PER CURIAM Opinion; Dissent by Judge McKEOWN.
PER CURIAM:Edward J. Shoen, James P. Shoen, Aubrey K. Johnson, John M. Dodds, William E. Carty, and AMERCO (collectively the Edward Shoen Interests) appeal the bankruptcy court’s order which awarded post-petition interest to Samuel W. Shoen, Ka-tabasis International, Inc., Michael Shoen, Mickl, Inc., Katrina Shoen-Carlson, Katty-did, Inc., Cemar, Inc., and Cecilia M. Shoen-Hanlon (collectively the Samuel Shoen Interests). The Samuel Shoen Interests appeal the bankruptcy court’s order which determined that the post-petition interest at the Arizona judgment rate stopped running once the Edward Shoen Interests deposited the then accrued interest in an interest bearing Escrow Account under the auspices of the bankruptcy court. We affirm.
1. The post-petition interest problem arose because of a rather unusual judgment issued by the Arizona Superior Court in which the Samuel Shoen Interests were required to transfer all of their shares of AMERCO common stock to the Edward Shoen Interests once the latter paid $461,838,000 together with accrued interest at 10 percent per annum plus costs to the former. The Edward Shoen Interests promptly filed bankruptcy and sought to use the protections afforded by those proceedings in order to pay something other than the amount decreed by the Arizona Superior Court, and also obtain transfer of the stock. In other words, they would have liked it if they could keep much of their money and still get the stock. We agree with the bankruptcy court and the Bankruptcy Appellate Panel that the Edward Shoen Interests are not entitled to that Panglossian a result. We do so for the reasons articulated by the BAP which we adopt. See Shoen v. Shoen (In re Edward J. Shoen), BAP No.
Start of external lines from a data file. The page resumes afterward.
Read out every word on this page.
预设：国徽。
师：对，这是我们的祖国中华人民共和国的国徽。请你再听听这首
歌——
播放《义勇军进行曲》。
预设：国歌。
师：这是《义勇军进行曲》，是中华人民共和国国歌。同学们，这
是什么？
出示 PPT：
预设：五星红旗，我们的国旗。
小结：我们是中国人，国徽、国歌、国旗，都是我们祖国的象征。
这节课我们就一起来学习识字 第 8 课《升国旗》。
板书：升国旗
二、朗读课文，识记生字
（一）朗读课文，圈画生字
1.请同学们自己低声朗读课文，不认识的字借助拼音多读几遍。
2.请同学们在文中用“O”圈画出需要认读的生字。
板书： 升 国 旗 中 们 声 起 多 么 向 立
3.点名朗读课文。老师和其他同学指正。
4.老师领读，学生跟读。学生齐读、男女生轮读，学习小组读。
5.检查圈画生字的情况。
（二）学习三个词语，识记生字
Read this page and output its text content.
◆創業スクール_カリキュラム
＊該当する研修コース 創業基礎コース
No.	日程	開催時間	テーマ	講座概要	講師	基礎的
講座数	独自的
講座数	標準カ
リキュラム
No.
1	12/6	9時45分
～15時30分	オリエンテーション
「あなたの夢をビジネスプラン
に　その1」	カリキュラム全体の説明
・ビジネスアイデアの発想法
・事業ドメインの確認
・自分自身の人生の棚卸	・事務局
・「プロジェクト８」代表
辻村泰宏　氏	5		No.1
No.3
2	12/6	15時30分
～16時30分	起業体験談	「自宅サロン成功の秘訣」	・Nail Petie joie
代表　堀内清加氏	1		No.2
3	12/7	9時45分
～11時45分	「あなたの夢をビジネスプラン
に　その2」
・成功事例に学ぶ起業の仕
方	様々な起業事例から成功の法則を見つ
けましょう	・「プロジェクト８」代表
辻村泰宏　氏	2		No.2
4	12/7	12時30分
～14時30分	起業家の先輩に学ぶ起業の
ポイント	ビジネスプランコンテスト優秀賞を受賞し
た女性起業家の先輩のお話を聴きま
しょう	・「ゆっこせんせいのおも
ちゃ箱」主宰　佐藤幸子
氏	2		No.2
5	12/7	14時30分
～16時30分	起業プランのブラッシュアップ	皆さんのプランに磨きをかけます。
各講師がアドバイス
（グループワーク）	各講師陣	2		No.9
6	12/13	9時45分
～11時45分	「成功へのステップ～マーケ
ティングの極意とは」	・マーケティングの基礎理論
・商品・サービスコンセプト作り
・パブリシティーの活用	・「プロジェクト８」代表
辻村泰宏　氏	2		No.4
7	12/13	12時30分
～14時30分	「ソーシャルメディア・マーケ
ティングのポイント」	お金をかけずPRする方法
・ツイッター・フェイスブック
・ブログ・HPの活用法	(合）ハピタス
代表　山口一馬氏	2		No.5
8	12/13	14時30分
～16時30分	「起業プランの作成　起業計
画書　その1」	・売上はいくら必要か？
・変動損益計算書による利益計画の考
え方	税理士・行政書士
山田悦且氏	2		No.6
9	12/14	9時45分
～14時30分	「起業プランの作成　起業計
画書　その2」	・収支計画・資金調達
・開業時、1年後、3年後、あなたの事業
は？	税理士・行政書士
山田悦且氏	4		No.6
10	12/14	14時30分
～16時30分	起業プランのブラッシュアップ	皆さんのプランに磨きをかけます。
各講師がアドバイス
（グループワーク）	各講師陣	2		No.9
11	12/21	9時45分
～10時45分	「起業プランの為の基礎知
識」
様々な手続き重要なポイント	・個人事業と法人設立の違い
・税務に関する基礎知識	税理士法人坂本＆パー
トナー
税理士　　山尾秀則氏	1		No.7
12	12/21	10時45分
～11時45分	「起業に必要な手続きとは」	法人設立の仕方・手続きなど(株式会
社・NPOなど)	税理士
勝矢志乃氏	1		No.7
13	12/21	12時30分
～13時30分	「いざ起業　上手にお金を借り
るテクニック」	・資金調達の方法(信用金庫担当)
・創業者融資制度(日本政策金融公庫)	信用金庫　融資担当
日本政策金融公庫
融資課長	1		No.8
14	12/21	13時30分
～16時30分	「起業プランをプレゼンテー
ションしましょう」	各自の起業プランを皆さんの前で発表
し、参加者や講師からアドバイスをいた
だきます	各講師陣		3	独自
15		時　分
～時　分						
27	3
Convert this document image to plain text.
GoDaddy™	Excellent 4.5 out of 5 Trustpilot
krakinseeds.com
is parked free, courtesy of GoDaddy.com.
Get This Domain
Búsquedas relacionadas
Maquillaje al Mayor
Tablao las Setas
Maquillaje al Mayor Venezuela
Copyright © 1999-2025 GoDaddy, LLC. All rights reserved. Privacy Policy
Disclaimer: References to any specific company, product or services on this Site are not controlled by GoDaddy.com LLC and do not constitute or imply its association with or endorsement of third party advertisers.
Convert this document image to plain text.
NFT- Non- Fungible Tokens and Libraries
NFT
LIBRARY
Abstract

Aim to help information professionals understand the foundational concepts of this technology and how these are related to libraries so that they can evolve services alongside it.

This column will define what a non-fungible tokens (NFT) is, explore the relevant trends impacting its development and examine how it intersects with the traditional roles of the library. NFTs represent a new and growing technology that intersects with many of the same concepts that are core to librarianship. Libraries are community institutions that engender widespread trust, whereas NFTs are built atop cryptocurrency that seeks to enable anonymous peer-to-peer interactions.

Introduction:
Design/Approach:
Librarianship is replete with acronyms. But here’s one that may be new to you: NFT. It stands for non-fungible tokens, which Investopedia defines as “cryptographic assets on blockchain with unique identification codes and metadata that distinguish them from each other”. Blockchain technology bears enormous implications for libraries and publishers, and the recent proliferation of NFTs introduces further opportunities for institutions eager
AZ-96-1884-KJRy pages 11-16 (9th Cir. BAP Oct. 22, 1997) (unpublished disposition).2 We add only a few reflections. It is necessary to analytically place the Arizona judgment into one category or another, although it does not comfortably fit in any standard ones. In our opinion, the BAP chose the best fit when it dubbed the judgment “a judicially prescribed sale of stock.” Id. at 14. The Arizona Superior Court told the Samuel Shoen Interests that if they wanted their damages they had to turn over their stock to the Edward Shoen Interests, and gave the Edward Shoen Interests the consolation of knowing that once they paid all that was owed they could have the stock. Call it what you like, but the Edward Shoen Interests had no right whatever to obtain the property of the Samuel Shoen Interests until they complied with the terms of the Arizona judgment. That the bankruptcy court required them to do just that violates neither the policies, the purposes, nor the letter of the bankruptcy law. In short, the Edward Shoen Interests could not obtain transfer of the stock of the Samuel Shoen Interests *1152without paying the full price, which included all of the interest.
2. Not to be outdone in the have-your-cake-and-eat-it sphere, the Samuel Shoen Interests seek to mulct the Edward Shoen Interests for even more interest than the $55,000,000 deposited in the Escrow Account plus interest which has been accruing on that deposited amount. They find a wedge for their argument in the somewhat uncertain state of the paper record when the rest of the case was resolved by the bankruptcy court. That court was well aware of what had gone on throughout the proceedings and at the time when the rest of the issues were settled. It was also aware of what the parties and the court really intended at that time. We cannot say that it erred in construing what it was doing at the time of plan approval, and, again, we are satisfied that the BAP has articulated the reasoning and result quite satisfactorily. See id. at 16-22.
Even if that were not so, we are equally satisfied that the interest stopped as a matter of law when the $55,000,000 was deposited into the Escrow Account. This was no mere escrow account controlled by a debtor while liability was being litigated on appeal. Cf. International Telemeter Corp. v. Hamlin Int’l Corp., 754 F.2d 1492, 1495-96 (9th Cir.1985). It was, rather, more in the nature of an unconditional tender of the money. Cf. Homes & Son Constr. Co., Inc. v. Bolo Corp., 22 Ariz.App. 303, 306, 526 P.2d 1258, 1261 (1974); Bartlett v. Heersche, 209 Kan. 369, 374, 496 P.2d 1314, 1317-18 (1972). Of course, the tender was not entirely unconditional, but it was very close to that. The only condition was that the bankruptcy court determine that the post-petition interest amount was owed. And if the Samuel Shoen Interests could not access the money immediately, neither could the Edward Shoen Interests enjoy its fruits in the meantime. Notably, the use of the Escrow Account in this case was part of a deal that also freed up the principal amount — $461,838,000—for the Samuel Shoen Interests’ use right away. That was a not inconsiderable benefit, and went far beyond what one would obtain from a mere supersedeas bond.
AFFIRMED.
. We attach this decision as Appendix A to this opinion.